Will Facebook and other social networks eventually need to create a larger focus on their customer service and related tactics? Social media has offered a certain air of democracy for individual end users, providing platforms for personal sop boxes and giving everyone a change to be revered as an authority on any given topic. Yet the massive growth of online social networking leaves us with millions of users fighting for a chance to be heard, better connect with friends and utilize social networking to the fullest possible potential.
That’s a lot of users to manage and control. Equally as important, that’s a lot of data to compile, analyze and regulat e.
The need for content regulation is just one of the many growing pains of a democratic web forum. In order to curb distasteful behavior such as bot spams and other social network abuse, the social networks themselves must find a way to systematically rid of as much of this as possible. Distinguishing between the good and the bad is something that’s difficult to automate, even with the help of user-generated reporting options. The need for a very human touch to social network regulation is something social networks will have to consider as they grow and grow and grow.
Many of the major social networks have a variety of options for a user seeking customer service for a particular need. The use of help forums, FAQs, automated email replies and the like can be helpful for basic stuff. More complicated matters, such as a misappropriated banning from a network for perceived bot behavior is often frustrating for victimized users as they are typically unable to contact an actual person at their respective social network.
This is an Ongoing Issue
Networks such as Facebook have already been dealing with such issues, and they don’t pertain to users only. Third party app developers are sometimes more frustrated than most end users when finding acceptable ways in which to leverage large social networking platforms to access and communicate with the end users. The problem for social networks is that the constant review and updating of their terms means a system for handing down rules that acts more like an authoritarian ruling than a democratic process.

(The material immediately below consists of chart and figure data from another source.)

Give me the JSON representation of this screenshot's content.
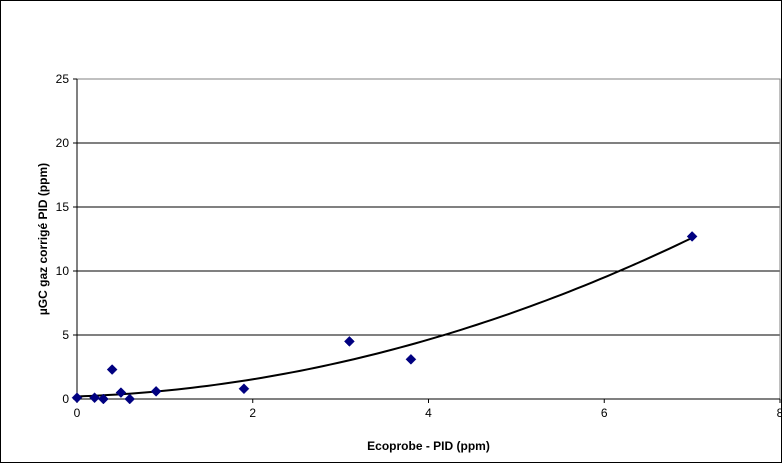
{
  "chart_data": {
    "type": "scatter",
    "title": "",
    "xlabel": "Ecoprobe - PID (ppm)",
    "ylabel": "µGC gaz corrigé PID (ppm)",
    "xlim": [
      0,
      8
    ],
    "ylim": [
      0,
      25
    ],
    "x_ticks": [
      0,
      2,
      4,
      6,
      8
    ],
    "y_ticks": [
      0,
      5,
      10,
      15,
      20,
      25
    ],
    "grid": "horizontal",
    "legend": "none",
    "marker": "diamond",
    "colors": {
      "marker": "#000080",
      "trendline": "#000000",
      "grid": "#000000"
    },
    "series": [
      {
        "points": [
          {
            "x": 0.0,
            "y": 0.1
          },
          {
            "x": 0.2,
            "y": 0.1
          },
          {
            "x": 0.3,
            "y": 0.0
          },
          {
            "x": 0.4,
            "y": 2.3
          },
          {
            "x": 0.5,
            "y": 0.5
          },
          {
            "x": 0.6,
            "y": 0.0
          },
          {
            "x": 0.9,
            "y": 0.6
          },
          {
            "x": 1.9,
            "y": 0.8
          },
          {
            "x": 3.1,
            "y": 4.5
          },
          {
            "x": 3.8,
            "y": 3.1
          },
          {
            "x": 7.0,
            "y": 12.7
          }
        ]
      }
    ],
    "trendline": {
      "type": "polynomial",
      "x_range": [
        0,
        7
      ],
      "coefficients": [
        0.2,
        0.23,
        0.22
      ]
    }
  }
}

Perhaps the most interesting twist in this all is the fact that many social networking platforms are being readily used by brands for customer service purposes. The very social networks that need to better leverage social networking for customer service reasons are heavily used for this very reason by other brands and companies. Could this all boil down to a social network needing to be able to eat its own dog food, experiencing an introspective use of its own product? That would be some serious research and development, and it may be necessary.

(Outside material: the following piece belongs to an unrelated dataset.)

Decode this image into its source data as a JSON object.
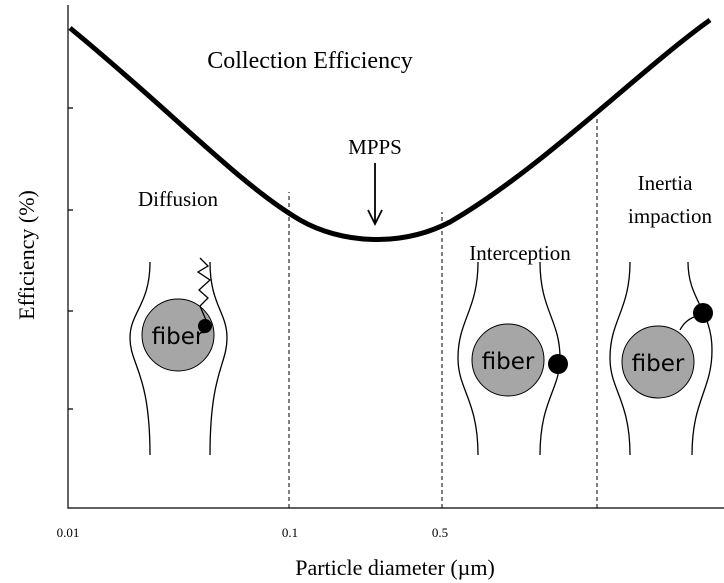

For some reason, web-based companies with a heavy emphasis on technological products feel the need to maintain this motif throughout their entire service. That means a reiteration of its technological prowess through the employment of non-human interaction with its consumers.
Granted, many big brands have to move towards a similar strategy, but social networks in particular have a basis for increased communication with its user base already installed. Itself.
Will the big social networks be able to further step up to the plate as they continue to grow, merge with more mainstream technologies and products, and increase their regulatory updates?